Speaker
Description
We study the coherent terahertz emission from the intrinsic Josephson junctions in thermally-managed, high-symmetry, thin microstrip antennas constructed from single crystals of the highly two-dimensional, layered high-temperature superconductor BSCCO. The thin antennas studied are disk[1,2], square[3], and equilateral triangular[4,5] in shape. Upon application of a dc voltage across the junctions, the primary radiation source is the uniform ac Josephson current, but when the appropriate point in the current-voltage characteristics is found, the excitation of an electromagnetic cavity mode can lead to a considerable enhancement of the output power. When properly thermally managed by convering the top and bottom of a thin BSCCO crystallite with Au and sandwiching that between sapphire plates[6], only the one-dimensional representation wave functions of the appropriate point groups are excited, and the world record 2.4 THz emission from a superconductor was recently observed[2] from such a device. The coherent emission is widely tunable and has a narrow linewidth.
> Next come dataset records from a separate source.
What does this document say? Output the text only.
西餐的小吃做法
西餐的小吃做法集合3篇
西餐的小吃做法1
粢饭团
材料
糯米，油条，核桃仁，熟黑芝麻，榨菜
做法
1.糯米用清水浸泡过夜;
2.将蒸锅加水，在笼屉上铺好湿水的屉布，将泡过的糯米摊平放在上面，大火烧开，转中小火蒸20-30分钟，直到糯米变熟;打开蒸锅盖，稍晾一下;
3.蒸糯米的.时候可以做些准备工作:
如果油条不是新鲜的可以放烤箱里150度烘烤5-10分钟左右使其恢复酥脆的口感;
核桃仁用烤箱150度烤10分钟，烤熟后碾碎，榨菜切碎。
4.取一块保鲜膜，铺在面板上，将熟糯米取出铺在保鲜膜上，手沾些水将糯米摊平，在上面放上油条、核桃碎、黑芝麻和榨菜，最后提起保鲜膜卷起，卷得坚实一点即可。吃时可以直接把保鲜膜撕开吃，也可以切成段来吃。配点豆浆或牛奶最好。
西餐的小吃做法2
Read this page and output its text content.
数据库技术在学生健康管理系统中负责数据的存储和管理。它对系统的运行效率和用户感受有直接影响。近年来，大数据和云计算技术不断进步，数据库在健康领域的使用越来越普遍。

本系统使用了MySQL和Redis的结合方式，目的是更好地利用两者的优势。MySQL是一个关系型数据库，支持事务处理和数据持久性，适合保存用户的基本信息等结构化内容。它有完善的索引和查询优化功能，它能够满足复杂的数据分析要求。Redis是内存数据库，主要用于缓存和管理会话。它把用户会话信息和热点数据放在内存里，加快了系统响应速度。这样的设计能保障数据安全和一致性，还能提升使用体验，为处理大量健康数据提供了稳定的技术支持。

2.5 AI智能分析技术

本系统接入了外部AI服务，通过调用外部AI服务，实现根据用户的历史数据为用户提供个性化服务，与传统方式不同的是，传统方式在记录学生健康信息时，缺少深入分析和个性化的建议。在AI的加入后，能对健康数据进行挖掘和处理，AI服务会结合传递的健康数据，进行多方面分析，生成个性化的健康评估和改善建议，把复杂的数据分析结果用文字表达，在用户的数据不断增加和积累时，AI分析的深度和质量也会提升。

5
The angular distributions of the output power are calculated and compared with experiment.
[1] M. Tsujimoto et al., Phys. Rev. Lett. 105, 037005 (2010).
[2] T. Kashiwagi et al., Appl. Phys. Lett. 107, 082601 (2015).
[3] R. A. Klemm et al., IEEE JSTQE (2017, in press).
[4] D. P. Cerkoney et al., J. Phys.: Condens. Matter 29, 015601 (2017).
[5] K. Delfanazari et al., Opt. Express 21, 2171 (2013).
[6] T. Kashiwagi et al., Phys. Rev. Applied 4, 054018 (2015).